I posted the following comment to the YouTube video:

The figure of 135,00 that Vonnegut cites is derived from the "The Destruction of Dresden" by David Irving, an infamous Nazi-sympathizer and Holocaust denier. He knowingly based his figures on Nazi propaganda. The figures compiled by the city of Dresden at the time resulted in the estimate of 25,000. A more recent study commissioned by the city of Dresden places the death toll at around 18,000.

I certainly do not believe that Kurt Vonnegut used the 135,000 figure out of sympathy with Irving or Irving's politics. Irving's book, The Destruction of Dresden was was simply the most widely available book on the subject at the time that Vonnegut was attempting to make sense of his wartime experiences and incorporate those experiences into his novel. I am more concerned with the fact that since Slaughterhouse Five and Vonnegut's other literary accounts comprise the primary source for most English speakers' knowledge of the Dresden bombing, that he was repeating the 135,000 figure in 2005, long after Irving had been widely discredited, and that the BBC apparently did not fact check that statement in a programme about the bombing.

My comment was met with hostility as I expected it would. As I learnt when I first took Peter Schumann of Bread and Puppet fame to task on his misrepresentations of both the Warsaw Ghetto and the Israeli-Palestinian conflict, I found that criticizing venerated figures results in a backlash. What follows are some highlights:

From "vaporcobra" who argued from authority and accused me of being a conspiracy theorist:
You kidding me? Take your conspiracy elsewhere. I didn't mind up until you insulted someone who is obviously a genius and obviously is not manipulated as easily as you infer he is.
Get YOUR facts straight before you insult someone whose work is in the canon.
"masterchiefer123" used some particularly colorful invective:
You're a disgusting brain washed sheep obviously biased its despicable...Trying to make it sound like the allies did no wrong. go learn history, you werent there, kurt vonnegut was...his words or yours?...id choose him obviously
"aboxandtheghostinit" was particularly inventive:
Published in 2008 you say, Vonnegut died and this program was aired in 2007. I don't disagree with the revised numbers but love how you embrace this study yet Irving is a "Holocaust denier" for questioning the numbers that died in the camps. You sound like a Dresden denier and mass murder-sympathizer to me ;)

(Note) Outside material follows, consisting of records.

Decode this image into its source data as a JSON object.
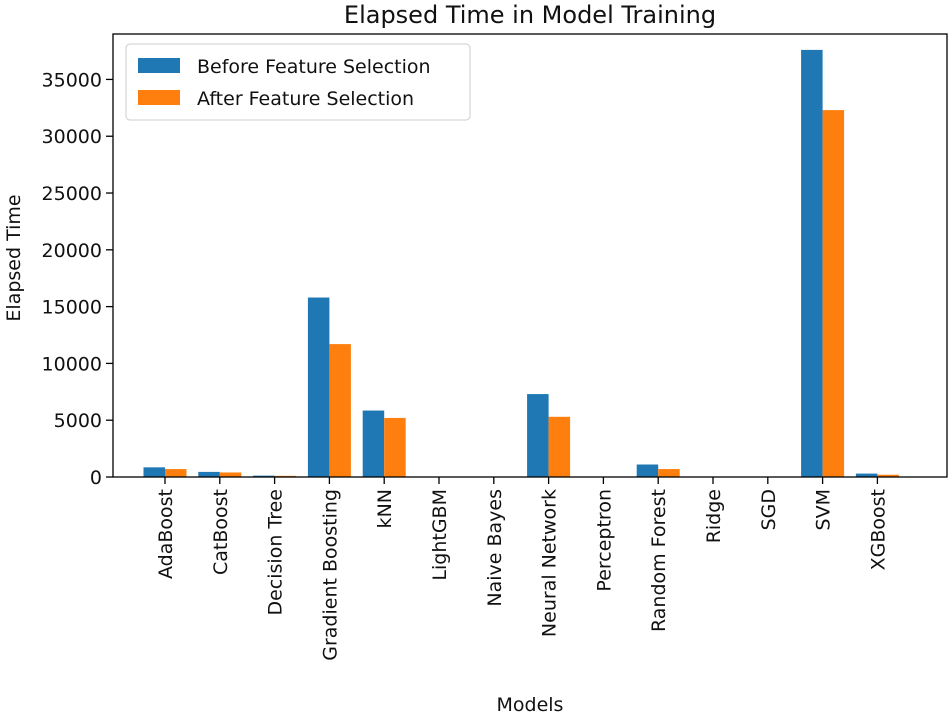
{
  "chart_data": {
    "type": "bar",
    "title": "Elapsed Time in Model Training",
    "xlabel": "Models",
    "ylabel": "Elapsed Time",
    "ylim": [
      0,
      39000
    ],
    "yticks": [
      0,
      5000,
      10000,
      15000,
      20000,
      25000,
      30000,
      35000
    ],
    "legend_position": "top-left",
    "categories": [
      "AdaBoost",
      "CatBoost",
      "Decision Tree",
      "Gradient Boosting",
      "kNN",
      "LightGBM",
      "Naive Bayes",
      "Neural Network",
      "Perceptron",
      "Random Forest",
      "Ridge",
      "SGD",
      "SVM",
      "XGBoost"
    ],
    "series": [
      {
        "name": "Before Feature Selection",
        "color": "#1f77b4",
        "values": [
          850,
          450,
          120,
          15800,
          5850,
          20,
          10,
          7300,
          20,
          1100,
          10,
          15,
          37600,
          300
        ]
      },
      {
        "name": "After Feature Selection",
        "color": "#ff7f0e",
        "values": [
          700,
          400,
          100,
          11700,
          5200,
          15,
          8,
          5300,
          15,
          700,
          8,
          10,
          32300,
          200
        ]
      }
    ]
  }
}
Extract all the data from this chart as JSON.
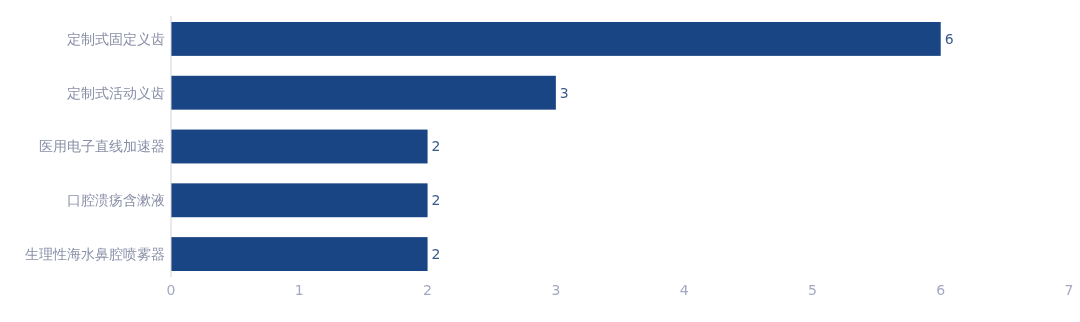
{
  "chart_data": {
    "type": "bar",
    "orientation": "horizontal",
    "categories": [
      "定制式固定义齿",
      "定制式活动义齿",
      "医用电子直线加速器",
      "口腔溃疡含漱液",
      "生理性海水鼻腔喷雾器"
    ],
    "values": [
      6,
      3,
      2,
      2,
      2
    ],
    "color": "#1a4585",
    "xlim": [
      0,
      7
    ],
    "xticks": [
      0,
      1,
      2,
      3,
      4,
      5,
      6,
      7
    ],
    "data_labels": true
  }
}
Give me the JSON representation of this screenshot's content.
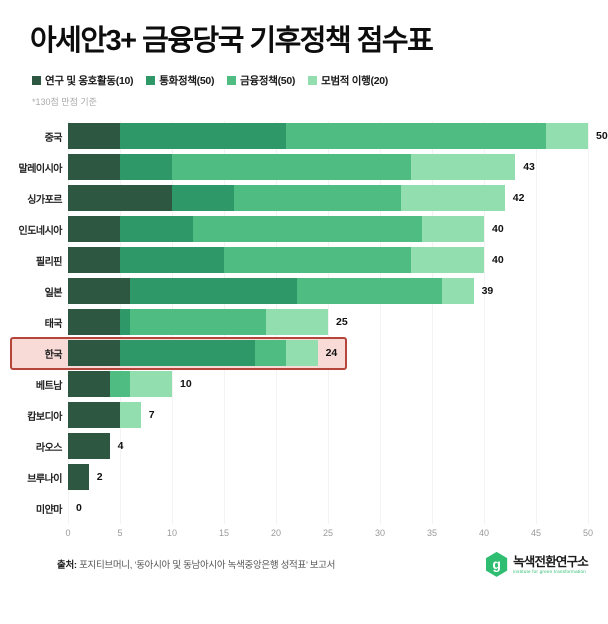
{
  "title": "아세안3+ 금융당국 기후정책 점수표",
  "note": "*130점 만점 기준",
  "legend": [
    {
      "label": "연구 및 옹호활동(10)",
      "color": "#2e5741"
    },
    {
      "label": "통화정책(50)",
      "color": "#2f9868"
    },
    {
      "label": "금융정책(50)",
      "color": "#4fbc82"
    },
    {
      "label": "모범적 이행(20)",
      "color": "#92deae"
    }
  ],
  "chart_data": {
    "type": "bar",
    "orientation": "horizontal",
    "stacked": true,
    "title": "아세안3+ 금융당국 기후정책 점수표",
    "xlabel": "",
    "ylabel": "",
    "xlim": [
      0,
      50
    ],
    "x_ticks": [
      0,
      5,
      10,
      15,
      20,
      25,
      30,
      35,
      40,
      45,
      50
    ],
    "grid": true,
    "legend_position": "top",
    "series_names": [
      "연구 및 옹호활동",
      "통화정책",
      "금융정책",
      "모범적 이행"
    ],
    "categories": [
      "중국",
      "말레이시아",
      "싱가포르",
      "인도네시아",
      "필리핀",
      "일본",
      "태국",
      "한국",
      "베트남",
      "캄보디아",
      "라오스",
      "브루나이",
      "미얀마"
    ],
    "rows": [
      {
        "label": "중국",
        "values": [
          5,
          16,
          25,
          4
        ],
        "total": 50,
        "highlighted": false
      },
      {
        "label": "말레이시아",
        "values": [
          5,
          5,
          23,
          10
        ],
        "total": 43,
        "highlighted": false
      },
      {
        "label": "싱가포르",
        "values": [
          10,
          6,
          16,
          10
        ],
        "total": 42,
        "highlighted": false
      },
      {
        "label": "인도네시아",
        "values": [
          5,
          7,
          22,
          6
        ],
        "total": 40,
        "highlighted": false
      },
      {
        "label": "필리핀",
        "values": [
          5,
          10,
          18,
          7
        ],
        "total": 40,
        "highlighted": false
      },
      {
        "label": "일본",
        "values": [
          6,
          16,
          14,
          3
        ],
        "total": 39,
        "highlighted": false
      },
      {
        "label": "태국",
        "values": [
          5,
          1,
          13,
          6
        ],
        "total": 25,
        "highlighted": false
      },
      {
        "label": "한국",
        "values": [
          5,
          13,
          3,
          3
        ],
        "total": 24,
        "highlighted": true
      },
      {
        "label": "베트남",
        "values": [
          4,
          0,
          2,
          4
        ],
        "total": 10,
        "highlighted": false
      },
      {
        "label": "캄보디아",
        "values": [
          5,
          0,
          0,
          2
        ],
        "total": 7,
        "highlighted": false
      },
      {
        "label": "라오스",
        "values": [
          4,
          0,
          0,
          0
        ],
        "total": 4,
        "highlighted": false
      },
      {
        "label": "브루나이",
        "values": [
          2,
          0,
          0,
          0
        ],
        "total": 2,
        "highlighted": false
      },
      {
        "label": "미얀마",
        "values": [
          0,
          0,
          0,
          0
        ],
        "total": 0,
        "highlighted": false
      }
    ]
  },
  "highlight": {
    "border_color": "#b5443b",
    "fill_color": "#f8dad6"
  },
  "footer": {
    "source_prefix": "출처:",
    "source_text": " 포지티브머니, ‘동아시아 및 동남아시아 녹색중앙은행 성적표’ 보고서",
    "logo_letter": "g",
    "logo_name": "녹색전환연구소",
    "logo_sub": "institute for green transformation",
    "logo_color": "#2fbe71"
  }
}
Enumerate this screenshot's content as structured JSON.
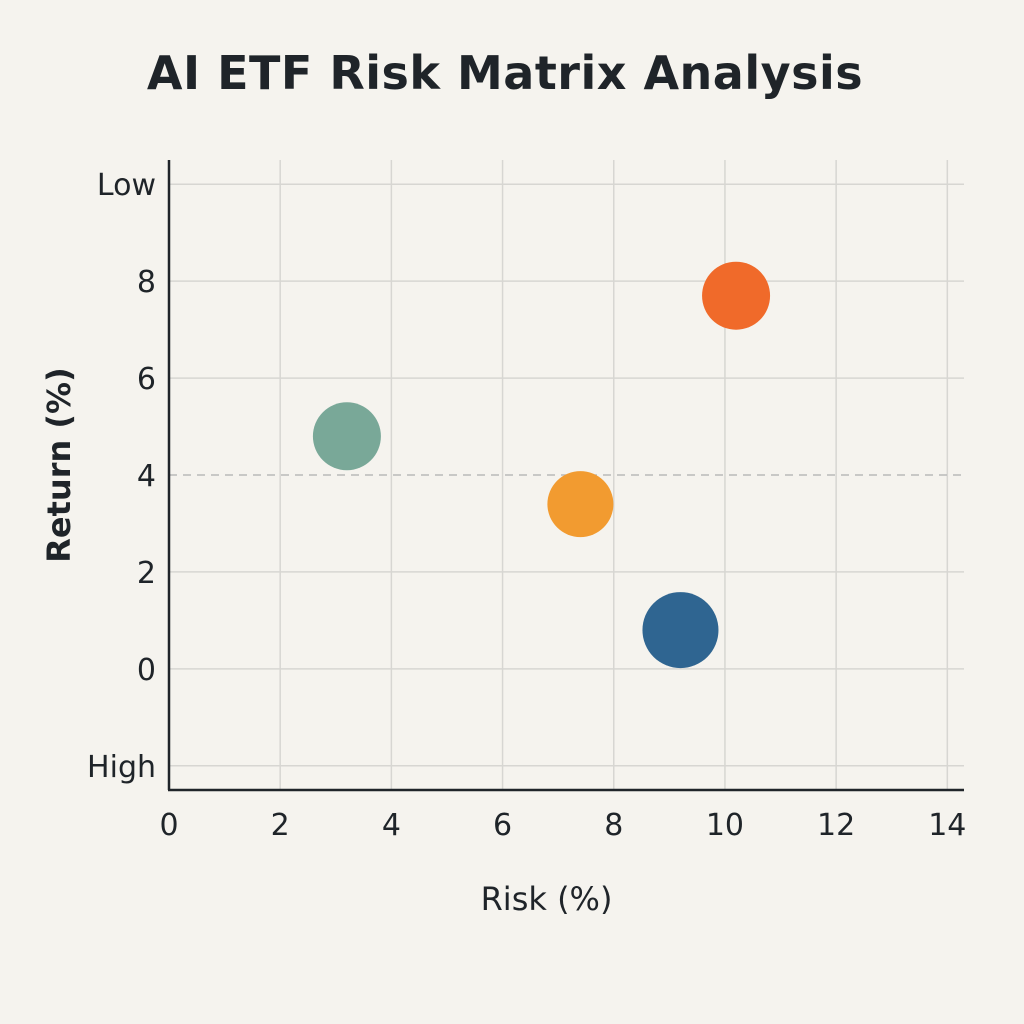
{
  "chart_data": {
    "type": "scatter",
    "title": "AI ETF Risk Matrix Analysis",
    "xlabel": "Risk (%)",
    "ylabel": "Return (%)",
    "xlim": [
      0,
      14.3
    ],
    "ylim": [
      -2.5,
      10.5
    ],
    "x_ticks": [
      0,
      2,
      4,
      6,
      8,
      10,
      12,
      14
    ],
    "y_ticks": [
      {
        "value": 10,
        "label": "Low"
      },
      {
        "value": 8,
        "label": "8"
      },
      {
        "value": 6,
        "label": "6"
      },
      {
        "value": 4,
        "label": "4"
      },
      {
        "value": 2,
        "label": "2"
      },
      {
        "value": 0,
        "label": "0"
      },
      {
        "value": -2,
        "label": "High"
      }
    ],
    "reference_line": {
      "y": 4,
      "style": "dashed",
      "color": "#b9b9b9"
    },
    "grid": true,
    "points": [
      {
        "x": 3.2,
        "y": 4.8,
        "size": 34,
        "color": "#79a898"
      },
      {
        "x": 7.4,
        "y": 3.4,
        "size": 33,
        "color": "#f29b30"
      },
      {
        "x": 10.2,
        "y": 7.7,
        "size": 34,
        "color": "#f06a2a"
      },
      {
        "x": 9.2,
        "y": 0.8,
        "size": 38,
        "color": "#2f6591"
      }
    ]
  }
}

"aboxandtheghostinit" actually suggests that accepting the the general consensus of historians who have examined all the evidence about the bombing of Dresden over the unsupported statements of Hans Voigt is on par with denying the Holocaust, the best documented genocide in human history.

However, the most clever response was from "ssJokatu":
The numbers keep on dropping. Does it really matter that much in the end?
Vonnegut was hardly a historian, but a fiction writer. We could argue the factual existence of characters in the end.
I don't deny the overestimation by Nazi propaganda, but in the end, in truth, people died. Jews, Refugees, Soldiers, Children, Japs, Chinese, Nazis, and morals. It's immoral to justify death with death, or justify death with different statistics.
135,000 died in a story with aliens in the end. War is cool..

"135,000 died in a story with aliens in the end." I do not suppose that the BBC fact checked the existence of Tralfamadorians either.

2 comments:

Howard Rappaport said...

Ah, yes: YouTube commenters. Truly a breath of fresh air: intelligence and wit that relieves the trouble of dealing with everyday stupidity.

That argument from authority is pretty good! Hey, maaan: how many "Slaughterhouse Fives" have you written?

Ian Thal said...

Would you believe me if I said 135,000?

I could get a notarized letter from a lone crank to prove it.